C'est justement là-dessus que je ne suis pas d'accord : la différence de valeur, c'est que ce que raconte la sociologie est 1/ falsifiable et 2/ pas encore falsifié. C'est donc bien une différence de valeur.

Ensuite, sur l'inductivisme de la socio, je ne suis pas du tout convaincu. Pour deux raisons : 1/ même si l'observation peut conduire à retoucher son cadre théorique, c'est le jeu (je dis ça d'autant plus que, réfléchissant à mes projets de recherche, je suis en pleine lecture justement sur mon cadre théorique), 2/ l'inductivisme est, de toute façon, une chimère : si on pense partir directement du concret, c'est que l'on a été insuffisamment réflexif et que l'on n'a pas réfléchi à ses théories spontanées...

@Pierre : la blague sur Bruel, c'est juste une manifestation de mon appétence pour les citations débiles et de ma dévotion pour les guignols de l'info...

davveld a dit…

Salut Denis,

J'allais faire une remarque sur ta sortie d'anonymat, mais comme d'hab' j'ai un peu attendu avant de lire le billet en entier, et voilà, j'ai été devancé !

Comme les autres, je trouve ton billet vraiment bien argumenté au point que ça remet en question un des projets que je mène (je t'en parlerais plus par mail...).

Dommage que certains de mes profs d'économie à l'IEP n'aient pas su défendre aussi bien que toi les théories et modèles, peut-être parce qu'ils n'arrivaient pas à montrer que leurs propos d'apparence simpliste et vaine proposaient une (mais pas la seule) clé de compréhension de la complexité du réel.

Anonyme a dit…

@ Denis: hum, tu fais peut-être de la très bonne sociologie. Moi, je peine à trouver un exemple de sociologue qui pratique la falsification (appliquer à la sociologie la réflexion de Popper sur les cygnes conduirait à jeter à la poubelle 99% de la production sociologique...) On pourrait s'amuser à prendre les derniers articles de quelques revues et le vérifier, mais l'hypothético déductivisme ne concerne qu'une partie (mais peut-être y a-t-il un biais de ma part lié à mon lieu de formation) de la recherche.
L'HD est d'ailleurs, à mon avis, une chimère: si on croit pouvoir réaménager son cadre théorique sans se nourrir d'observations, on n'aboutit qu'à un discours idéologique. Si l'on faisait la description fine d'un processus de recherche, je suis convaincu que la plupart des réaménagement du modèle en cours de la recherche mêleraient l'insatisfaction face à une solution théorique "faible" et les idées produites en réaction à des observations, des surprises face au monde social.
J'avais eu une discussion sympathique avec un chercheur travaillant sur la photo. Il avait eu cette réflexion qui me semble intéressante: "l'intérêt de la photo, c'est que tu prends quelque chose en photo en fonction de ton intérêt du moment, de ce que tu crois important et ensuite, en les regardant, tu te rends compte qu'il y a autre chose sur la photo, quelque chose que tu n'avais pas vu". C'est pareil pour beaucoup de choses, même si l'exemple photographique est parlant. On finit un entretien, on se dit que l'interviewé a eu telle phrase vraiment intéressante, puis à l'écoute, on réalise qu'il n'a pas dit ça, qu'on avait cru entendre ça parce qu'on voulait l'entendre... on relit plusieurs fois et finalement on est saisi par une autre phrase à laquelle on n'avait donné aucune importance et qui va nous obliger à produire une nouvelle théorie.
Evidemment, au sens propre, la théorie n'est pas dans l'objet observé, elle n'est pas dans la phrase, elle est toujours produite par le chercheur, et s'il peut la produire c'est parce qu'il dispose de connaissances. Néanmoins, elle est produite en réaction à des observations sur lesquelles les chercheurs buttent.

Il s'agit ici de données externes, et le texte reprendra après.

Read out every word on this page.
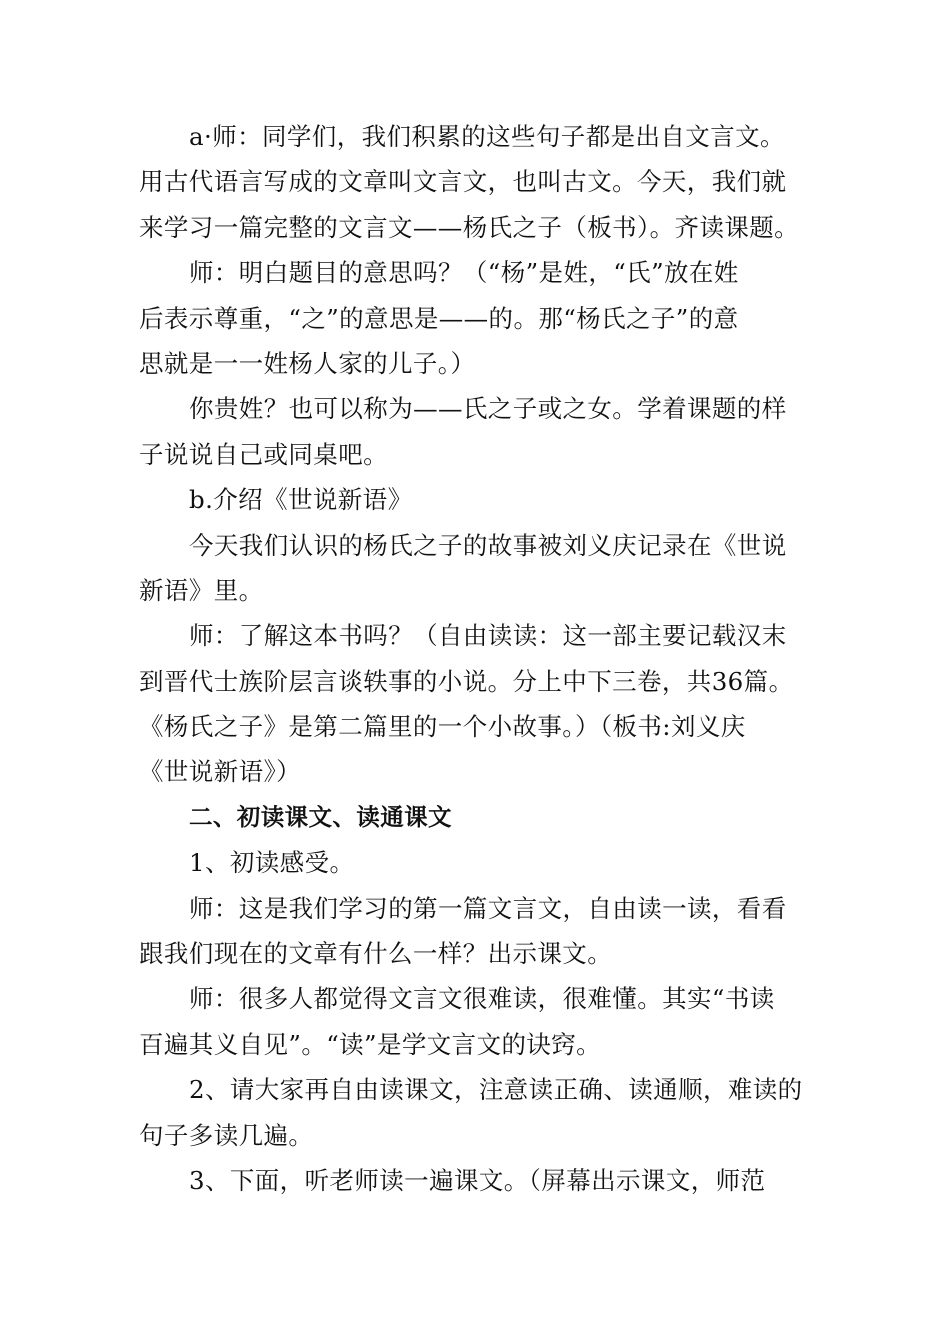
a·师：同学们，我们积累的这些句子都是出自文言文。
用古代语言写成的文章叫文言文，也叫古文。今天，我们就
来学习一篇完整的文言文——杨氏之子（板书）。齐读课题。
师：明白题目的意思吗？（“杨”是姓，“氏”放在姓
后表示尊重，“之”的意思是——的。那“杨氏之子”的意
思就是一一姓杨人家的儿子。）
你贵姓？也可以称为——氏之子或之女。学着课题的样
子说说自己或同桌吧。
b.介绍《世说新语》
今天我们认识的杨氏之子的故事被刘义庆记录在《世说
新语》里。
师：了解这本书吗？（自由读读：这一部主要记载汉末
到晋代士族阶层言谈轶事的小说。分上中下三卷，共36篇。
《杨氏之子》是第二篇里的一个小故事。）（板书:刘义庆
《世说新语》）
二、初读课文、读通课文
1、初读感受。
师：这是我们学习的第一篇文言文，自由读一读，看看
跟我们现在的文章有什么一样？出示课文。
师：很多人都觉得文言文很难读，很难懂。其实“书读
百遍其义自见”。“读”是学文言文的诀窍。
2、请大家再自由读课文，注意读正确、读通顺，难读的
句子多读几遍。
3、下面，听老师读一遍课文。（屏幕出示课文，师范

PS: j'aime bien la nouvelle citation. Elle m'a fait penser à une formulation de Becker:
"La conduite humaine n’est jamais automatique, mais implique toujours la possibilité d’une pause, pendant laquelle l’acteur peut réfléchir sur l’action en cours et penser à d’autres possibilités de réagir à ce qui est en train de se passer, à ce que les autres sont en train de faire."

Clic

Denis Colombi a dit…

@Clic : je veux bien reconnaître, à la rigueur, que la science - et la sociologie, donc - va de l'observation aux intuitions, des intuitions aux hypothèses, des hypothèses au test.

Mais en soit, on ne part pas de l'observation brute et vierge : si une phrase d'un entretien nous inspire quelque chose, nous donne une idée, c'est très bien, c'est la "logique de la découverte". Mais faire une découverte ne suffit pas à la science. C'est la "logique de la preuve" qui en est la caractéristique propre : de cette découverte, on tire une théorie, théorie que l'on vérifie d'une façon ou d'une autre.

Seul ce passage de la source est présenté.